Values are the conditions you think are important: be honest, be loyal, don’t care too much about material things, think about the wellbeing of those you love, put in what you want. The future you imagine will necessarily take that shape. Read it right: not the future that will come true, but what you will imagine, that is, the story you will tell yourself.
The words we say to each other obviously do not have all that much power. It is not that by repeating or writing something 1,000 times, that thing then magically comes true, otherwise Bart would have become a thousand times the best student in the universe.

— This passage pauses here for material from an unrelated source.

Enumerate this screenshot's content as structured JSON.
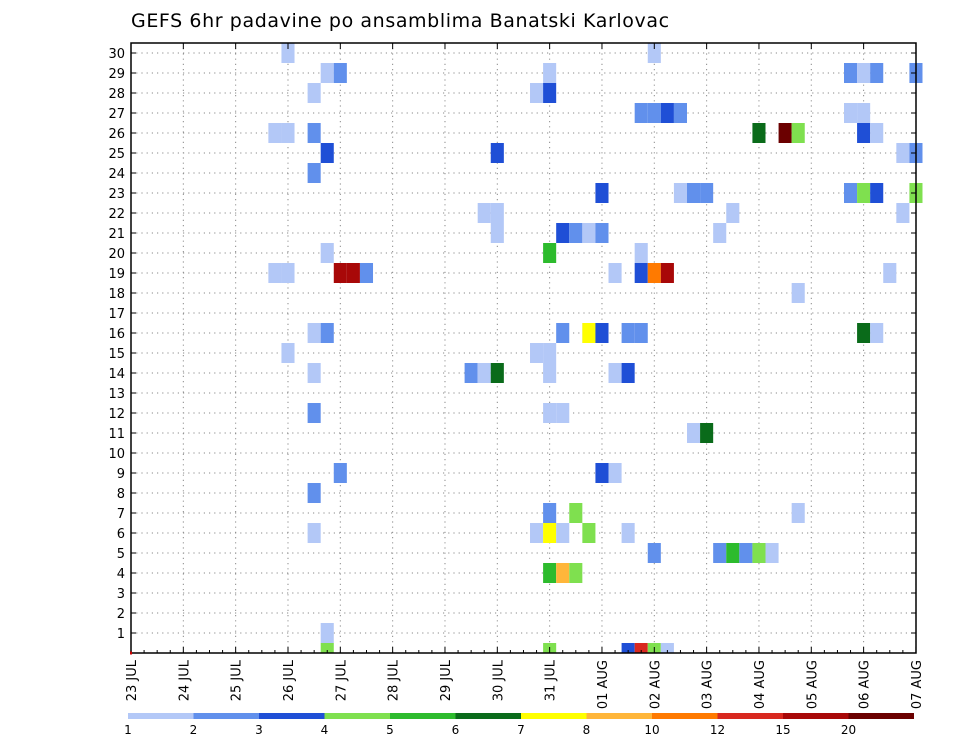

The purpose is to give a different priority to what really matters to you and above all to limit the power of anxiety with which you think about the future. Anxiety is in fact the perception of future danger, not present danger. It serves to prepare for the worst, and it has a fundamental evolutionary function for humankind: in ancient times it served to save your life, making you cautious and preparing you for any danger that might arise in a hostile environment where you could be prey to ferocious animals all the time. But that is no longer the case today, and unfortunately anxiety has not evolved as much and continues very forcefully to scare us. Anxiety ends up obscuring the image we have of our future self. That is why forcing oneself to think only in positive terms reduces the power of negative projections by downsizing them.
What you really want
There is one final aspect that makes this exercise particularly useful: by gently forcing yourself to think about what you really want (after all, you are wishing yourself the best possible future), it highlights what is really important to you in the long run. Did you write that you want to have a supercar in the garage? Good: that is a value to you. Did you write that you imagine that your whole family is well and happy? That is one of the values that you consider fundamental.
There is no right answer because the goal, you’ve probably figured out by now, is to focus on something else, to really bring out what you want and what you think is important.
You already know how to write: now you just have to do it.